Sedation is a means of administering a relaxant into the body, which helps calm the patients' nerves and can even put them into a state of sleep. Not all sedatives induce deep sleep. When patients are quite nervous and find it difficult to stay relaxed in the dental chair during the procedure, we may suggest mild sedation to ease their nerves. In other cases that involve pain, such as dental implantation, bone graft, etc., we recommend deeper sedation to numb the tissues in and around the mouth.
What are the common sedatives used?
Nitrous oxide:Nitrous oxide is often known by its informal name, laughing gas. It is called so because it makes even the most ordinary things seem funny and calms the patient down. Nitrous oxide is administered through a comfortably fitting mask placed on the patient's mouth and nose, through which they have to inhale the sedative. Within a few minutes, it takes effect and lasts for a while. It gradually wears off and leaves no side effects.

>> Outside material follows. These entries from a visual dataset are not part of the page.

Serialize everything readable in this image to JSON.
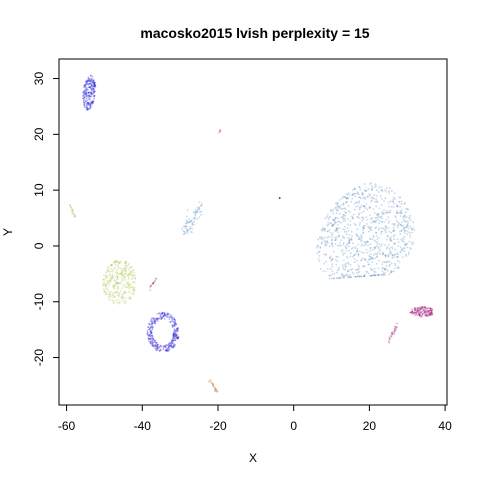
{
  "chart_data": {
    "type": "scatter",
    "title": "macosko2015 lvish perplexity = 15",
    "xlabel": "X",
    "ylabel": "Y",
    "xlim": [
      -62,
      40.5
    ],
    "ylim": [
      -28.5,
      33.5
    ],
    "x_ticks": [
      -60,
      -40,
      -20,
      0,
      20,
      40
    ],
    "y_ticks": [
      -20,
      -10,
      0,
      10,
      20,
      30
    ],
    "x_tick_labels": [
      "-60",
      "-40",
      "-20",
      "0",
      "20",
      "40"
    ],
    "y_tick_labels": [
      "-20",
      "-10",
      "0",
      "10",
      "20",
      "30"
    ],
    "grid": false,
    "legend": "none",
    "point_opacity": 0.35,
    "clusters": [
      {
        "shape": "blob",
        "color": "#5b8ec4",
        "cx": 19,
        "cy": 2.5,
        "rx": 13,
        "ry": 9,
        "n": 900
      },
      {
        "shape": "ellipse",
        "color": "#1e1edc",
        "cx": -54,
        "cy": 27.5,
        "rx": 1.6,
        "ry": 3.2,
        "angle": -10,
        "n": 200
      },
      {
        "shape": "ring",
        "color": "#2b1fd8",
        "cx": -34.5,
        "cy": -15.5,
        "rx": 4.2,
        "ry": 3.6,
        "angle": 0,
        "n": 320
      },
      {
        "shape": "ellipse",
        "color": "#adc94f",
        "cx": -46,
        "cy": -6.5,
        "rx": 4.5,
        "ry": 4,
        "angle": 0,
        "n": 300
      },
      {
        "shape": "ellipse",
        "color": "#9e0f78",
        "cx": 34,
        "cy": -11.8,
        "rx": 3.2,
        "ry": 0.9,
        "angle": 0,
        "n": 140
      },
      {
        "shape": "line",
        "color": "#5b8ec4",
        "x1": -28.8,
        "y1": 2.5,
        "x2": -24.3,
        "y2": 7.5,
        "w": 0.7,
        "n": 70
      },
      {
        "shape": "line",
        "color": "#a7c55a",
        "x1": -59.5,
        "y1": 7.5,
        "x2": -57.6,
        "y2": 5.2,
        "w": 0.15,
        "n": 20
      },
      {
        "shape": "line",
        "color": "#b9742e",
        "x1": -22.2,
        "y1": -24,
        "x2": -20,
        "y2": -26.5,
        "w": 0.12,
        "n": 22
      },
      {
        "shape": "line",
        "color": "#b04545",
        "x1": -37.8,
        "y1": -7.5,
        "x2": -36,
        "y2": -5.5,
        "w": 0.12,
        "n": 16
      },
      {
        "shape": "line",
        "color": "#9e0f78",
        "x1": 25,
        "y1": -17.5,
        "x2": 27.2,
        "y2": -14,
        "w": 0.18,
        "n": 24
      },
      {
        "shape": "line",
        "color": "#c4522e",
        "x1": -19.7,
        "y1": 20.3,
        "x2": -19.4,
        "y2": 20.8,
        "w": 0.05,
        "n": 6
      },
      {
        "shape": "dot",
        "color": "#222222",
        "cx": -3.7,
        "cy": 8.6,
        "n": 1
      }
    ]
  }
}
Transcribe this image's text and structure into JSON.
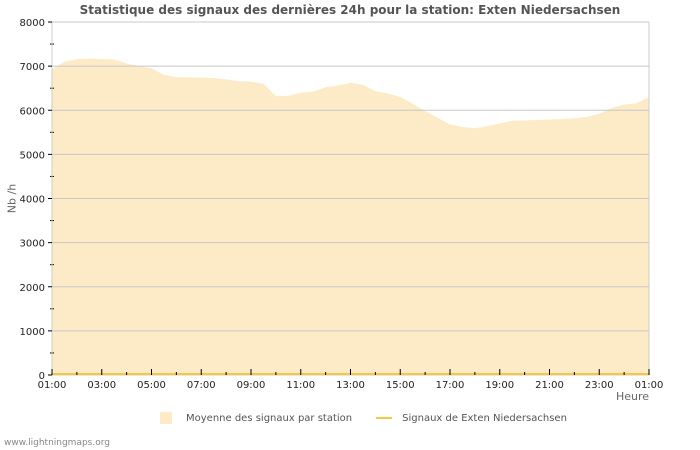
{
  "chart_data": {
    "type": "area",
    "title": "Statistique des signaux des dernières 24h pour la station: Exten Niedersachsen",
    "xlabel": "Heure",
    "ylabel": "Nb /h",
    "ylim": [
      0,
      8000
    ],
    "yticks": [
      0,
      1000,
      2000,
      3000,
      4000,
      5000,
      6000,
      7000,
      8000
    ],
    "xticks": [
      "01:00",
      "03:00",
      "05:00",
      "07:00",
      "09:00",
      "11:00",
      "13:00",
      "15:00",
      "17:00",
      "19:00",
      "21:00",
      "23:00",
      "01:00"
    ],
    "grid": true,
    "legend_position": "bottom",
    "x_hours": [
      0,
      0.5,
      1,
      1.5,
      2,
      2.5,
      3,
      3.5,
      4,
      4.5,
      5,
      5.5,
      6,
      6.5,
      7,
      7.5,
      8,
      8.5,
      9,
      9.5,
      10,
      10.5,
      11,
      11.5,
      12,
      12.5,
      13,
      13.5,
      14,
      14.5,
      15,
      15.5,
      16,
      16.5,
      17,
      17.5,
      18,
      18.5,
      19,
      19.5,
      20,
      20.5,
      21,
      21.5,
      22,
      22.5,
      23,
      23.5,
      24
    ],
    "series": [
      {
        "name": "Moyenne des signaux par station",
        "kind": "area",
        "color": "#fdebc8",
        "values": [
          6930,
          7100,
          7160,
          7170,
          7160,
          7150,
          7060,
          7000,
          6950,
          6800,
          6750,
          6750,
          6740,
          6730,
          6700,
          6660,
          6650,
          6600,
          6320,
          6330,
          6400,
          6420,
          6520,
          6560,
          6620,
          6580,
          6430,
          6380,
          6300,
          6150,
          5980,
          5830,
          5680,
          5620,
          5590,
          5640,
          5700,
          5760,
          5770,
          5780,
          5790,
          5800,
          5820,
          5850,
          5920,
          6050,
          6130,
          6160,
          6300
        ]
      },
      {
        "name": "Signaux de Exten Niedersachsen",
        "kind": "line",
        "color": "#f5c842",
        "values": [
          0,
          0,
          0,
          0,
          0,
          0,
          0,
          0,
          0,
          0,
          0,
          0,
          0,
          0,
          0,
          0,
          0,
          0,
          0,
          0,
          0,
          0,
          0,
          0,
          0,
          0,
          0,
          0,
          0,
          0,
          0,
          0,
          0,
          0,
          0,
          0,
          0,
          0,
          0,
          0,
          0,
          0,
          0,
          0,
          0,
          0,
          0,
          0,
          0
        ]
      }
    ]
  },
  "legend": {
    "item1": "Moyenne des signaux par station",
    "item2": "Signaux de Exten Niedersachsen"
  },
  "footer": "www.lightningmaps.org"
}
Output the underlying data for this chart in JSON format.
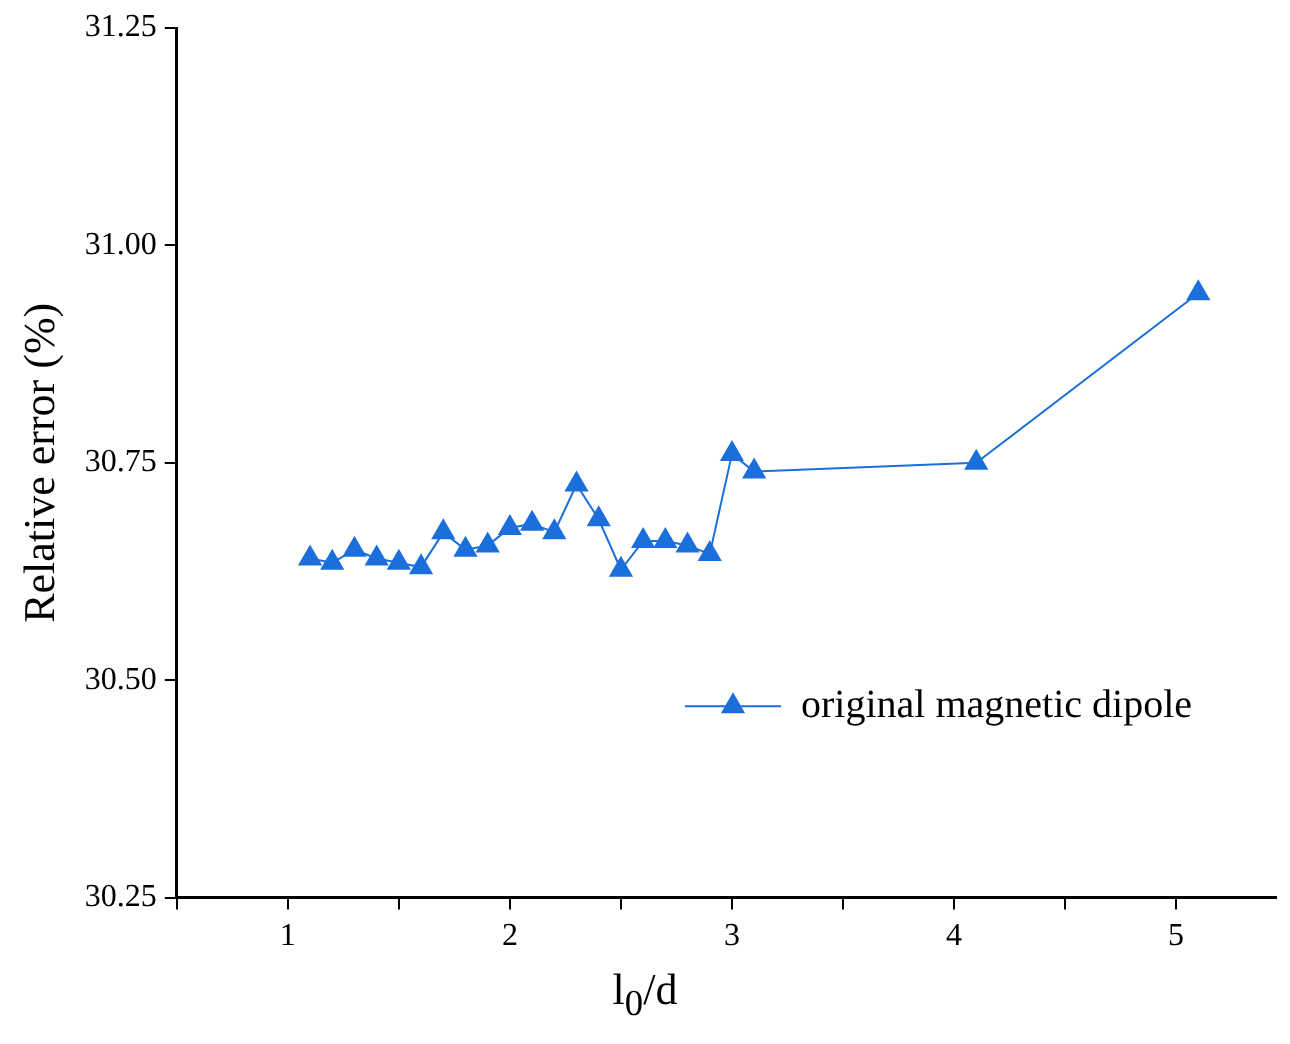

Oral pills: Administering sedatives in the form of oral pills is quite a popular option due to its ease. Patients would be put into a state of semi-sleep, during which they would have a very faint memory of the procedure. It is often considered as the intermediate level of sedation and is used for lengthy procedures.
IV sedation: IV or intravenous sedation is administered into the vein to induce a deeper level of sleep. It is usually preferred for procedures involving pain or discomfort, such as some significant surgeries. Since the drug takes a while to wear off and could leave you feeling dizzy, it would be advisable to bring a family member or friend along to drive you home.